The antiviral drugs under study include viramidine, a precursor drug to ribavirin thought to cause less anemia, and several protease and polymerase inhibitors.

In a phase II trial presented at the meeting, viramidine showed a reduced incidence of anemia, Dr. Davis noted. In that trial, 27% of ribavirin-treated controls developed anemia. In comparison, no patients who received the lowest dose of viramidine (400 mg daily) developed anemia, and only 2% of those who received the middle dose (600 mg) developed anemia. Of those who received the highest dose, 11% developed anemia, a difference that was not statistically significant.

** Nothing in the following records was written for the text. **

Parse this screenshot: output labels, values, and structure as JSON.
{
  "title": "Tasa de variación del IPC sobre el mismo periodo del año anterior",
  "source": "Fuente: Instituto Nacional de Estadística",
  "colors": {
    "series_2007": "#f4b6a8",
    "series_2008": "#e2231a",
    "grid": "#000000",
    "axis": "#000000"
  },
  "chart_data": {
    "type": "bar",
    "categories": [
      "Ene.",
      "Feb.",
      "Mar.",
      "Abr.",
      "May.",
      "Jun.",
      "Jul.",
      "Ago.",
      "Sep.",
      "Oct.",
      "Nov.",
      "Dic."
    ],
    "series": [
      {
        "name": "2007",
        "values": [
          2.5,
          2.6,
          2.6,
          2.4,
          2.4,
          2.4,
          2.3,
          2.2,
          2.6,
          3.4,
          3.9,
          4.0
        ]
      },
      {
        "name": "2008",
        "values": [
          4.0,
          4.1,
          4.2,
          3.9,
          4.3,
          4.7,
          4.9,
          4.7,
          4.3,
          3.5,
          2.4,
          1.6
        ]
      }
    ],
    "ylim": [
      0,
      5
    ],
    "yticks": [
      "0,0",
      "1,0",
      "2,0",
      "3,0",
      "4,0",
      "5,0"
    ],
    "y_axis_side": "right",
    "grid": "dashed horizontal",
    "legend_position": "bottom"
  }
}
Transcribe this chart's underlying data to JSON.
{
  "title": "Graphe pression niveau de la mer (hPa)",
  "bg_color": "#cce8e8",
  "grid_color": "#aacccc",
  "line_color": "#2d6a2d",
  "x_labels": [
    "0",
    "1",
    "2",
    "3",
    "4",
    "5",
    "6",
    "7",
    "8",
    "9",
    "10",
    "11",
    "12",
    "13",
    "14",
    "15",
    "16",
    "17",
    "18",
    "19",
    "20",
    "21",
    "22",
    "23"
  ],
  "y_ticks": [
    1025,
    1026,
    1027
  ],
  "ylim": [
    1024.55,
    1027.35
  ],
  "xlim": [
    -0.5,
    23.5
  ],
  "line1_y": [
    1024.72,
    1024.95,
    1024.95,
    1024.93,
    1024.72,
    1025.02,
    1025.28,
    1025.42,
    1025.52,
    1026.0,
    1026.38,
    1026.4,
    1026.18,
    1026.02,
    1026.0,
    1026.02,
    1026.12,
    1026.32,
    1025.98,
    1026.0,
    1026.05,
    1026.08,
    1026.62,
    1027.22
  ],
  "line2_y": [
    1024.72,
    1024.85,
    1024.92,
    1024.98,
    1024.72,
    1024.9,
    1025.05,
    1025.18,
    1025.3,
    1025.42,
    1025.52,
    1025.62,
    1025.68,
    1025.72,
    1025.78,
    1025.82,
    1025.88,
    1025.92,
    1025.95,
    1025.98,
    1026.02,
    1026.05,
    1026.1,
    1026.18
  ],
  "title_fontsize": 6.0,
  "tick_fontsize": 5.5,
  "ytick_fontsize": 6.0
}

The 171-patient study was perhaps not large enough to address efficacy with certainty, and many patients dropped out. But the results suggest that the proportion of patients who achieved a virologic response at the end of treatment was similar in all of the groups, and there was less relapse 24 weeks after treatment in those treated with viramidine, reported Robert G. Gish, M.D., of the California Pacific Medical Center, San Francisco.

Some of the protease and polymerase inhibitors being investigated appear powerful, but they are just now entering meaningful clinical trials, Dr. Davis said.